Укладываю себе на грудь малыша, ножки его бьют меня по животу. Он привстает на локотках, смотрит мне в лоб. Надоест, голову склонит: «Борода, вид вблизи. Интере-е-есная борода. Изловчиться бы да пожевать».
Маковку его глажу, затылочек теплый. Голова его словно жирком мягким покрыта.
Буду чадо теребить и рассматривать, пока моя любимая не проснулась в другой комнате.
У нас квартира большая, две комнаты просторных и высоких разделяет прихожая. Во второй комнате на нижней лежанке двухъярусной кровати моя любимая спит. Я ее вечером туда отправил, чтоб выспалась. А на верхнем ярусе — старший, пять лет, характер небесный, глаза мои. Имя — Глеб.
Она проснулась, веточка моя, и вид ее меня ластит и нежит. Идет ко мне смущенно:
— Спал?
Это она не обо мне спрашивает — о нем. Потому что если он спал, то и я сны смотрел.
Она целует нас поочередно, но сначала его. Ему нежные слова говорит. Мне только улыбается. Потом трогает грудь свою ладонями снизу — тяжелые, видно и мне.
— Накопилось, — говорит.
— Сейчас, — отвечаю, — отопьет, он уже не прочь.
Никогда не плачет он, даже голодный. Порой лишь начинает ныть бесслезно, будто жалуется: «Лежу тут один, ребята, сложно разве меня потетешкать. Я, к примеру, книжные полки люблю разглядывать — когда меня проносят мимо. Очень много разноцветности в них».

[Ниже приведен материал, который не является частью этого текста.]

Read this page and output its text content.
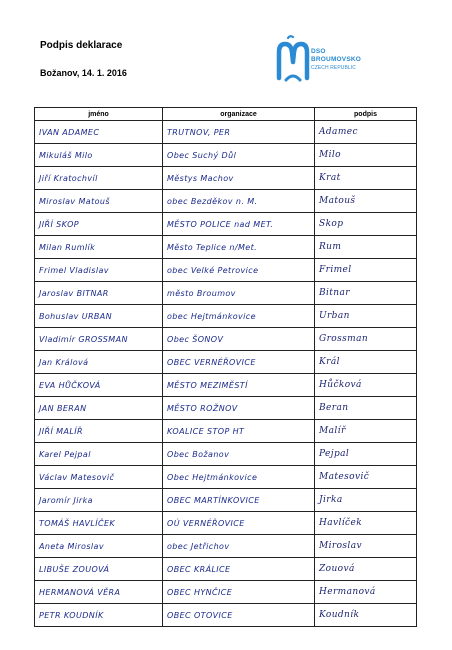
Podpis deklarace
Božanov, 14. 1. 2016
DSO
BROUMOVSKO
CZECH REPUBLIC
jméno	organizace	podpis
IVAN ADAMEC	TRUTNOV, PER	Adamec
Mikuláš Milo	Obec Suchý Důl	Milo
Jiří Kratochvíl	Městys Machov	Krat
Miroslav Matouš	obec Bezděkov n. M.	Matouš
JIŘÍ SKOP	MĚSTO POLICE nad MET.	Skop
Milan Rumlík	Město Teplice n/Met.	Rum
Frimel Vladislav	obec Velké Petrovice	Frimel
Jaroslav BITNAR	město Broumov	Bitnar
Bohuslav URBAN	obec Hejtmánkovice	Urban
Vladimír GROSSMAN	Obec ŠONOV	Grossman
Jan Králová	OBEC VERNÉŘOVICE	Král
EVA HŮČKOVÁ	MĚSTO MEZIMĚSTÍ	Hůčková
JAN BERAN	MĚSTO ROŽNOV	Beran
JIŘÍ MALÍŘ	KOALICE STOP HT	Malíř
Karel Pejpal	Obec Božanov	Pejpal
Václav Matesovič	Obec Hejtmánkovice	Matesovič
Jaromír Jirka	OBEC MARTÍNKOVICE	Jirka
TOMÁŠ HAVLÍČEK	OÚ VERNÉŘOVICE	Havlíček
Aneta Miroslav	obec Jetřichov	Miroslav
LIBUŠE ZOUOVÁ	OBEC KRÁLICE	Zouová
HERMANOVÁ VĚRA	OBEC HYNČICE	Hermanová
PETR KOUDNÍK	OBEC OTOVICE	Koudník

Когда он родился — тоже не плакал, я сам видел, я был там, рядом; и в роддоме он не плакал, и в первые дни дома — лежал очарованный, смотрел внимательно в мир. Лишь на третий день совместной нашей жизни, когда я пошел на кухню присматривать за щами, услышал детский обиженный крик.
Прибежал — и сразу догадался.
— Ущипнула его, дрянь такая? — спрашиваю любимую, улыбку пряча.
— Я думала, он немой, — отвечает.
Впрочем, забыл — плакал один раз истошно.
Разбалованные его вечно благостным настроем, мы убежали с любимой в магазин, оставив детей дома. Купить сладкого печенья для мамы и горького вина для отца. Возвращаясь, уже в подъезде услышали ор неумолчный, да еще на два голоса.
Влетел, ботинки в прихожей разбросав, — младший в кроватке заливается, осипший уже, старший в туалете заперся, ревет белугой.
— Игнатка, милый! — отец к младшему.
— Глебушка, родной! — мать к старшему.
— Мама, помоги Игнатке! — рыдает Глеб любимой моей в живот. — Я успокоить его не могу!
Жалко братика ему было.
Скоро уже заявится Глебасей, приплетется на длинных заплетающихся ножках, дитя мое осиянное.
И будем мы все вместе, трое мужчин и одна девочка.
Ей очень нравится, что нас трое, а она одна. Никогда моя любимая не желала себе подобное родить. Может, оттого, что сама была девочкой взбалмошной и своенравной, пока я не сцепил жадную руку на ее запястье и не дал ей дитя свое вынашивать — в ущерб девичьей легкости, но мудрости человечьей во благо.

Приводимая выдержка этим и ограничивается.